だけど別れ際になって、互いの名前すら知らないままなのだという事に気付いたのだ。
「ああ、そう言われてみれば確かに。もうすっかり君の事を知ったつもりでいたのに……迂闊でした」
 薄く苦笑する彼の目をまっすぐに見据え、詩紋はまず、自分の名前から名乗る事にする。
「僕は流山詩紋と言います。

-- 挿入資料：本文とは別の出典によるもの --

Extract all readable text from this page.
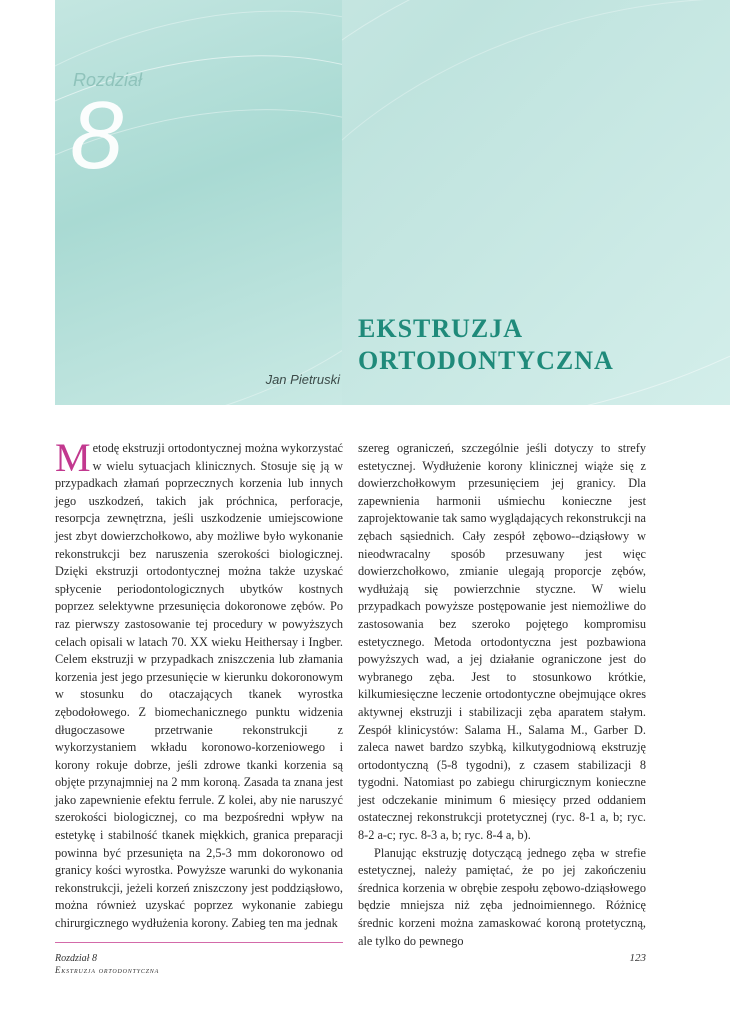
Rozdział
8
Jan Pietruski
EKSTRUZJA
ORTODONTYCZNA

Metodę ekstruzji ortodontycznej można wykorzystać w wielu sytuacjach klinicznych. Stosuje się ją w przypadkach złamań poprzecznych korzenia lub innych jego uszkodzeń, takich jak próchnica, perforacje, resorpcja zewnętrzna, jeśli uszkodzenie umiejscowione jest zbyt dowierzchołkowo, aby możliwe było wykonanie rekonstrukcji bez naruszenia szerokości biologicznej. Dzięki ekstruzji ortodontycznej można także uzyskać spłycenie periodontologicznych ubytków kostnych poprzez selektywne przesunięcia dokoronowe zębów. Po raz pierwszy zastosowanie tej procedury w powyższych celach opisali w latach 70. XX wieku Heithersay i Ingber. Celem ekstruzji w przypadkach zniszczenia lub złamania korzenia jest jego przesunięcie w kierunku dokoronowym w stosunku do otaczających tkanek wyrostka zębodołowego. Z biomechanicznego punktu widzenia długoczasowe przetrwanie rekonstrukcji z wykorzystaniem wkładu koronowo-korzeniowego i korony rokuje dobrze, jeśli zdrowe tkanki korzenia są objęte przynajmniej na 2 mm koroną. Zasada ta znana jest jako zapewnienie efektu ferrule. Z kolei, aby nie naruszyć szerokości biologicznej, co ma bezpośredni wpływ na estetykę i stabilność tkanek miękkich, granica preparacji powinna być przesunięta na 2,5-3 mm dokoronowo od granicy kości wyrostka. Powyższe warunki do wykonania rekonstrukcji, jeżeli korzeń zniszczony jest poddziąsłowo, można również uzyskać poprzez wykonanie zabiegu chirurgicznego wydłużenia korony. Zabieg ten ma jednak

szereg ograniczeń, szczególnie jeśli dotyczy to strefy estetycznej. Wydłużenie korony klinicznej wiąże się z dowierzchołkowym przesunięciem jej granicy. Dla zapewnienia harmonii uśmiechu konieczne jest zaprojektowanie tak samo wyglądających rekonstrukcji na zębach sąsiednich. Cały zespół zębowo--dziąsłowy w nieodwracalny sposób przesuwany jest więc dowierzchołkowo, zmianie ulegają proporcje zębów, wydłużają się powierzchnie styczne. W wielu przypadkach powyższe postępowanie jest niemożliwe do zastosowania bez szeroko pojętego kompromisu estetycznego. Metoda ortodontyczna jest pozbawiona powyższych wad, a jej działanie ograniczone jest do wybranego zęba. Jest to stosunkowo krótkie, kilkumiesięczne leczenie ortodontyczne obejmujące okres aktywnej ekstruzji i stabilizacji zęba aparatem stałym. Zespół klinicystów: Salama H., Salama M., Garber D. zaleca nawet bardzo szybką, kilkutygodniową ekstruzję ortodontyczną (5-8 tygodni), z czasem stabilizacji 8 tygodni. Natomiast po zabiegu chirurgicznym konieczne jest odczekanie minimum 6 miesięcy przed oddaniem ostatecznej rekonstrukcji protetycznej (ryc. 8-1 a, b; ryc. 8-2 a-c; ryc. 8-3 a, b; ryc. 8-4 a, b).

Planując ekstruzję dotyczącą jednego zęba w strefie estetycznej, należy pamiętać, że po jej zakończeniu średnica korzenia w obrębie zespołu zębowo-dziąsłowego będzie mniejsza niż zęba jednoimiennego. Różnicę średnic korzeni można zamaskować koroną protetyczną, ale tylko do pewnego

Rozdział 8
Ekstruzja ortodontyczna
123
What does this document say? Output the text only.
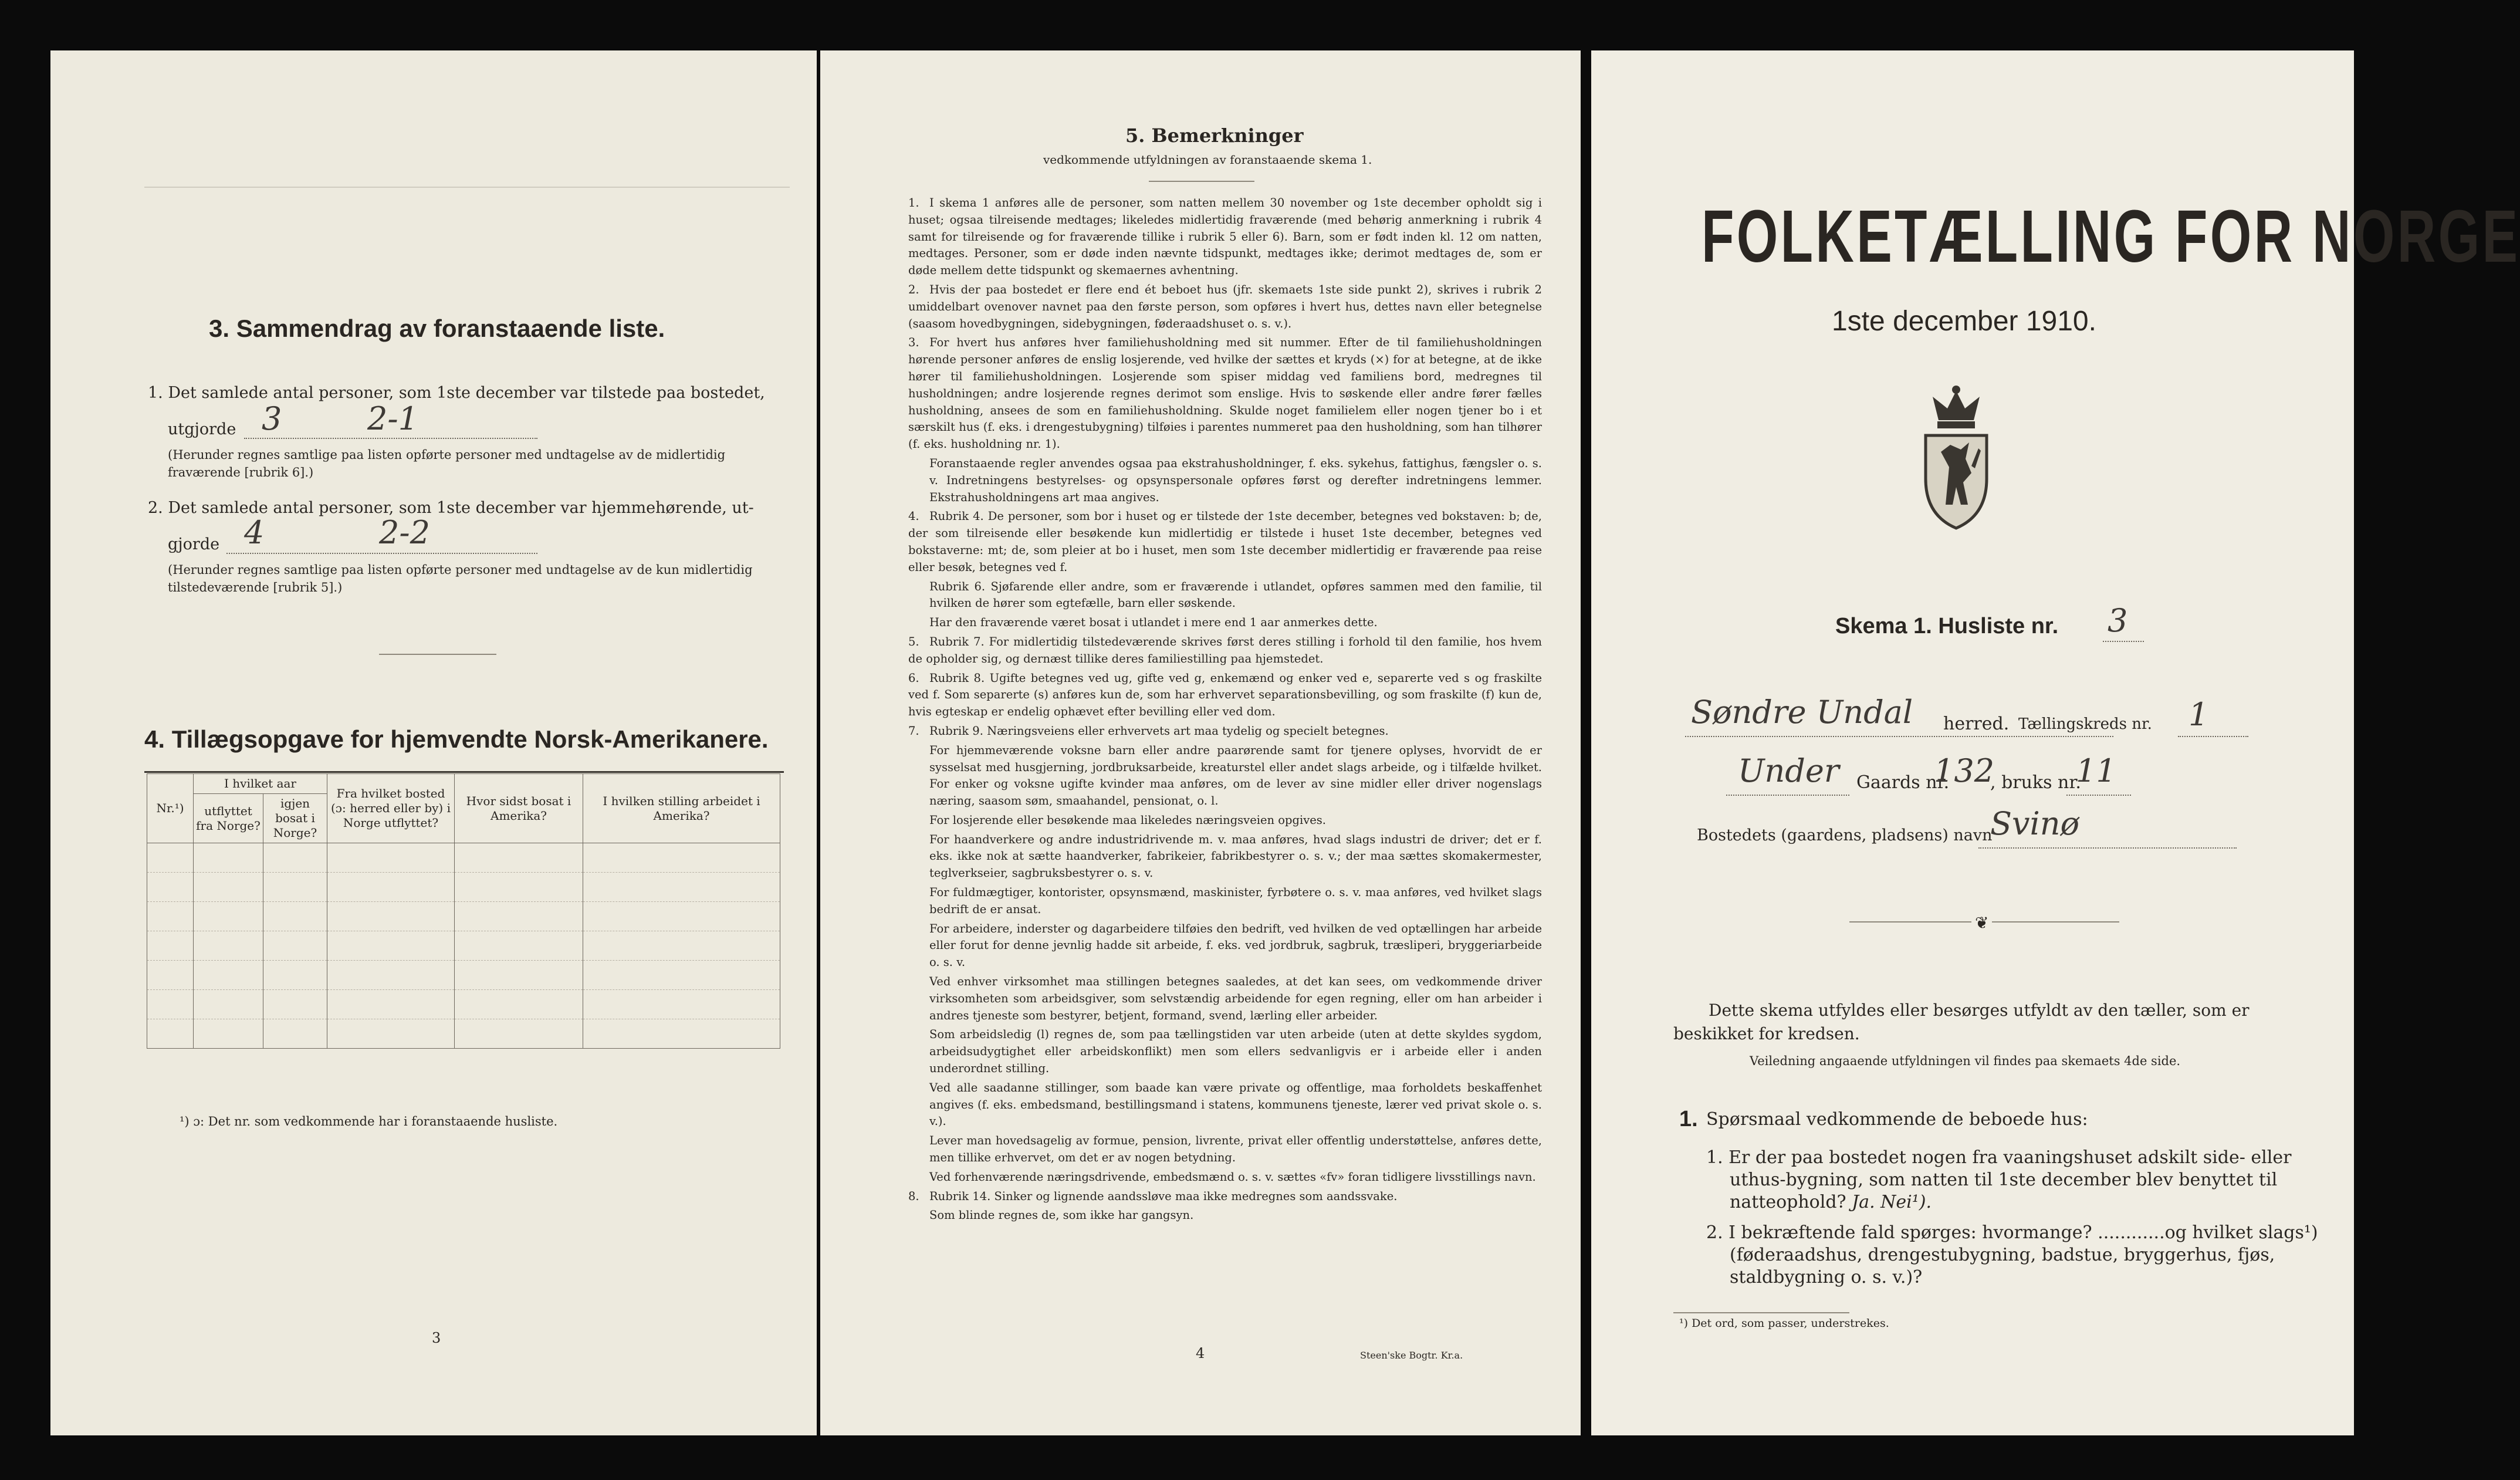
3. Sammendrag av foranstaaende liste.
1. Det samlede antal personer, som 1ste december var tilstede paa bostedet,
utgjorde 3	2-1
(Herunder regnes samtlige paa listen opførte personer med undtagelse av de midlertidig fraværende [rubrik 6].)
2. Det samlede antal personer, som 1ste december var hjemmehørende, ut-
gjorde 4	2-2
(Herunder regnes samtlige paa listen opførte personer med undtagelse av de kun midlertidig tilstedeværende [rubrik 5].)
4. Tillægsopgave for hjemvendte Norsk-Amerikanere.
Nr.¹)	I hvilket aar		Fra hvilket bosted (ɔ: herred eller by) i Norge utflyttet?	Hvor sidst bosat i Amerika?	I hvilken stilling arbeidet i Amerika?
	utflyttet fra Norge?	igjen bosat i Norge?			

¹) ɔ: Det nr. som vedkommende har i foranstaaende husliste.
3
5. Bemerkninger
vedkommende utfyldningen av foranstaaende skema 1.

1. I skema 1 anføres alle de personer, som natten mellem 30 november og 1ste december opholdt sig i huset; ogsaa tilreisende medtages; likeledes midlertidig fraværende (med behørig anmerkning i rubrik 4 samt for tilreisende og for fraværende tillike i rubrik 5 eller 6). Barn, som er født inden kl. 12 om natten, medtages. Personer, som er døde inden nævnte tidspunkt, medtages ikke; derimot medtages de, som er døde mellem dette tidspunkt og skemaernes avhentning.

2. Hvis der paa bostedet er flere end ét beboet hus (jfr. skemaets 1ste side punkt 2), skrives i rubrik 2 umiddelbart ovenover navnet paa den første person, som opføres i hvert hus, dettes navn eller betegnelse (saasom hovedbygningen, sidebygningen, føderaadshuset o. s. v.).

3. For hvert hus anføres hver familiehusholdning med sit nummer. Efter de til familiehusholdningen hørende personer anføres de enslig losjerende, ved hvilke der sættes et kryds (×) for at betegne, at de ikke hører til familiehusholdningen. Losjerende som spiser middag ved familiens bord, medregnes til husholdningen; andre losjerende regnes derimot som enslige. Hvis to søskende eller andre fører fælles husholdning, ansees de som en familiehusholdning. Skulde noget familielem eller nogen tjener bo i et særskilt hus (f. eks. i drengestubygning) tilføies i parentes nummeret paa den husholdning, som han tilhører (f. eks. husholdning nr. 1).

Foranstaaende regler anvendes ogsaa paa ekstrahusholdninger, f. eks. sykehus, fattighus, fængsler o. s. v. Indretningens bestyrelses- og opsynspersonale opføres først og derefter indretningens lemmer. Ekstrahusholdningens art maa angives.

4. Rubrik 4. De personer, som bor i huset og er tilstede der 1ste december, betegnes ved bokstaven: b; de, der som tilreisende eller besøkende kun midlertidig er tilstede i huset 1ste december, betegnes ved bokstaverne: mt; de, som pleier at bo i huset, men som 1ste december midlertidig er fraværende paa reise eller besøk, betegnes ved f.

Rubrik 6. Sjøfarende eller andre, som er fraværende i utlandet, opføres sammen med den familie, til hvilken de hører som egtefælle, barn eller søskende.

Har den fraværende været bosat i utlandet i mere end 1 aar anmerkes dette.

5. Rubrik 7. For midlertidig tilstedeværende skrives først deres stilling i forhold til den familie, hos hvem de opholder sig, og dernæst tillike deres familiestilling paa hjemstedet.

6. Rubrik 8. Ugifte betegnes ved ug, gifte ved g, enkemænd og enker ved e, separerte ved s og fraskilte ved f. Som separerte (s) anføres kun de, som har erhvervet separationsbevilling, og som fraskilte (f) kun de, hvis egteskap er endelig ophævet efter bevilling eller ved dom.

7. Rubrik 9. Næringsveiens eller erhvervets art maa tydelig og specielt betegnes.

For hjemmeværende voksne barn eller andre paarørende samt for tjenere oplyses, hvorvidt de er sysselsat med husgjerning, jordbruksarbeide, kreaturstel eller andet slags arbeide, og i tilfælde hvilket. For enker og voksne ugifte kvinder maa anføres, om de lever av sine midler eller driver nogenslags næring, saasom søm, smaahandel, pensionat, o. l.

For losjerende eller besøkende maa likeledes næringsveien opgives.

For haandverkere og andre industridrivende m. v. maa anføres, hvad slags industri de driver; det er f. eks. ikke nok at sætte haandverker, fabrikeier, fabrikbestyrer o. s. v.; der maa sættes skomakermester, teglverkseier, sagbruksbestyrer o. s. v.

For fuldmægtiger, kontorister, opsynsmænd, maskinister, fyrbøtere o. s. v. maa anføres, ved hvilket slags bedrift de er ansat.

For arbeidere, inderster og dagarbeidere tilføies den bedrift, ved hvilken de ved optællingen har arbeide eller forut for denne jevnlig hadde sit arbeide, f. eks. ved jordbruk, sagbruk, træsliperi, bryggeriarbeide o. s. v.

Ved enhver virksomhet maa stillingen betegnes saaledes, at det kan sees, om vedkommende driver virksomheten som arbeidsgiver, som selvstændig arbeidende for egen regning, eller om han arbeider i andres tjeneste som bestyrer, betjent, formand, svend, lærling eller arbeider.

Som arbeidsledig (l) regnes de, som paa tællingstiden var uten arbeide (uten at dette skyldes sygdom, arbeidsudygtighet eller arbeidskonflikt) men som ellers sedvanligvis er i arbeide eller i anden underordnet stilling.

Ved alle saadanne stillinger, som baade kan være private og offentlige, maa forholdets beskaffenhet angives (f. eks. embedsmand, bestillingsmand i statens, kommunens tjeneste, lærer ved privat skole o. s. v.).

Lever man hovedsagelig av formue, pension, livrente, privat eller offentlig understøttelse, anføres dette, men tillike erhvervet, om det er av nogen betydning.

Ved forhenværende næringsdrivende, embedsmænd o. s. v. sættes «fv» foran tidligere livsstillings navn.

8. Rubrik 14. Sinker og lignende aandssløve maa ikke medregnes som aandssvake.

Som blinde regnes de, som ikke har gangsyn.

4	Steen'ske Bogtr. Kr.a.
FOLKETÆLLING FOR NORGE
1ste december 1910.
Skema 1. Husliste nr. 3
Søndre Undal herred. Tællingskreds nr. 1
Under Gaards nr.
132
, bruks nr.
11
Bostedets (gaardens, pladsens) navn
Svinø
❦
Dette skema utfyldes eller besørges utfyldt av den tæller, som er beskikket for kredsen.
Veiledning angaaende utfyldningen vil findes paa skemaets 4de side.
1. Spørsmaal vedkommende de beboede hus:
1. Er der paa bostedet nogen fra vaaningshuset adskilt side- eller uthus-bygning, som natten til 1ste december blev benyttet til natteophold? Ja. Nei¹).
2. I bekræftende fald spørges: hvormange? ............og hvilket slags¹) (føderaadshus, drengestubygning, badstue, bryggerhus, fjøs, staldbygning o. s. v.)?
¹) Det ord, som passer, understrekes.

―――貴方は?」
「僕、ですか……」
彼はしばし思案するように、黙り込む。
躊躇う素振りを見せつつ、しかし薄く目を細め、口を開き。
「僕はむ…………藤原、弁慶と言います」
「藤原……弁慶さん、ですか?あの牛若丸の家来の弁慶とおんなじ??」
「ええ」
 首を傾げながら問い返すと、彼はにこやかなまま深々と頷く。
弁慶だなんて変わった名前なんだなと思いつつ、それでも彼が嘘をついてる風には見えない。
詩紋は上目遣いで彼を見上げ、おそるおそるその名を口に上らせてみた。
「えっと……弁慶さん?」
「はい、詩紋くん」
すると彼もまた名を呼び返してくれる。
そんな事が、何故だかとても嬉しい。
名前を知る前よりも、ずっと仲良しになったような、そんな心地がする。
 ほっこりとした気持ちで、詩紋は笑み崩れ。
「僕、弁慶さんと会えて、本当に良かったです」
もう一度、心の底からそう告げた。

 

 また今度、会ってくれますかと訊くと、彼は笑って頷いて同意してくれた。
嬉しくて別れ際、手を振ってみせれば、彼も小さく振り返してくれた。
そんな小さな事がとても嬉しい。
 再び家路へ就くが、心は随分と軽やかだった。
あたりはもう真っ暗で、擦りむいた膝小僧はじんじんと痛むけれど、それでも気持ちは弾んでいた。
 あの人から教えてもらった携帯ナンバーを書いたメモは胸ポケットの中。
だけど空で言えるくらい、はっきりと記憶している。
いつでもかけてきていいですよと彼は言ってくれたけれど、今日すぐというのはさすがに気がひける。
明日ならばいいだろう、明日の夕方に絶対電話しよう。
手当てのお礼も言いたいし、それになによりただ会いたい。
自分と似た面差しを持つ、親切な優しい人に。


 頬に当たる晩秋の夜風は、ひんやりと冷たい。
潜む冬の気配に小さく身震いしながら、それでも心の中はあったかなまま。
とてもとても幸福な気分のままに、詩紋はにっこりと微笑んだ。

 


偶然なのか、運命なのかなんて分からないけど。
それでもやっぱり、貴方に会えて本当に良かった。

【おわり】




つーぎは頼久×銀かなー。
本来は九郎×勝真の筈なのですが、ネタが出ない。
頼久×銀はアホで!
何処までも果てしなくアホでいきたいです。